What the headline charge does not include
Investment managers typically hold your charity’s assets in a portfolio of funds — unit trusts, OEICs, ETFs, and similar vehicles. Each of those funds carries its own charges, known as the Ongoing Charges Figure. The OCF is deducted directly from the fund’s assets, which means it does not appear as a line on your statement. It reduces the value of your holdings silently.
The OCF is not hidden in the sense of being concealed — it is disclosed in the fund documentation. But it is rarely surfaced in trustee reporting, and many investment managers do not proactively discuss it. The result is that trustees often believe they are paying, say, 0.75% per year, when the true total cost including OCF may be 1.2%, 1.5%, or higher.
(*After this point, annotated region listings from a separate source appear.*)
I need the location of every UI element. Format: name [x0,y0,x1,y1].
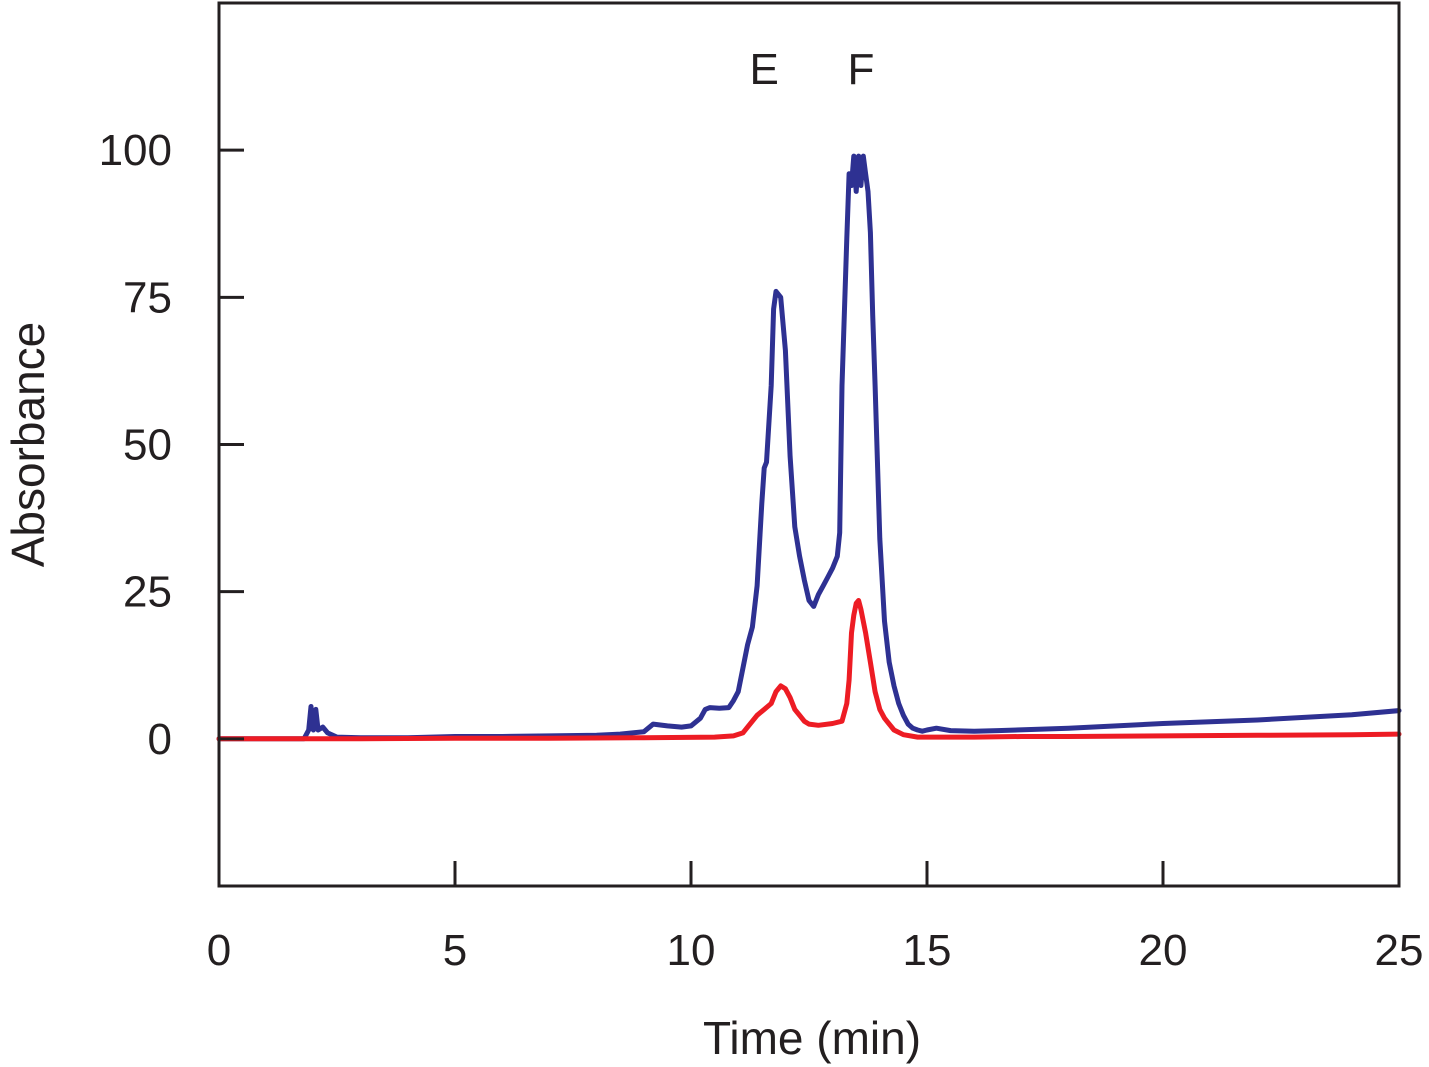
x-axis: 0 5 10 15 20 25 [207,861,1424,975]
plot-frame [217,1,1401,888]
y-tick-label: 50 [123,421,172,470]
y-tick-label: 25 [123,568,172,617]
x-tick-label: 25 [1375,926,1424,975]
x-tick-label: 10 [667,926,716,975]
y-tick-label: 75 [123,273,172,322]
y-tick-label: 0 [148,715,172,764]
y-axis-title: Absorbance [2,322,54,568]
peak-label: E [749,45,778,94]
x-tick-label: 15 [903,926,952,975]
series-line-2 [216,598,1402,742]
x-axis-title: Time (min) [703,1012,921,1064]
y-tick-label: 100 [99,126,172,175]
x-tick-label: 20 [1139,926,1188,975]
y-axis: 0 25 50 75 100 [99,126,244,764]
series-line-1 [216,153,1402,742]
series-layer [216,153,1402,742]
peak-label: F [847,45,874,94]
x-tick-label: 5 [443,926,467,975]
x-tick-label: 0 [207,926,231,975]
“In most of the reviews Adena Street conducts, the total cost of the investment arrangement is materially higher than trustees believe it to be. The difference is almost always OCF.”
Why this matters for charities
For a charity managing £2 million in investments, the difference between a 0.75% total cost and a 1.25% total cost is £10,000 per year. Compounded over a decade, that is a very significant sum — money that would otherwise be available for charitable purposes. For a charity whose mission depends on maximising the impact of its endowment, understanding the true cost of investment management is not a technical nicety. It is a trustee responsibility.
Custody and administration charges
Beyond the management fee and OCF, some arrangements include additional custody charges, platform fees, or administration costs. These vary by arrangement and are not always clearly delineated. A full cost analysis requires identifying and quantifying all of these elements.
What an independent review delivers
Adena Street provides a full cost analysis as part of its financial guidance service for charities. This means reviewing the complete fee structure — management charge, OCF across all underlying funds, custody, administration, and any other charges — and presenting trustees with a clear picture of what the arrangement actually costs. It also includes benchmarking the total cost against comparable arrangements in the market.
In many cases, this review identifies savings that more than offset the cost of the engagement. Where the arrangement is competitively priced, trustees gain the documented evidence to confirm that — which is itself a governance benefit. Either outcome serves the charity’s interests better than not knowing.
How to approach this with your current manager
An independent review does not require a confrontational conversation with your investment manager. In most cases, it leads to a more informed relationship — one where trustees can ask better questions and managers can be held to account against agreed benchmarks. Where the review identifies a meaningful cost gap, it provides the basis for a structured negotiation or, where necessary, a manager search.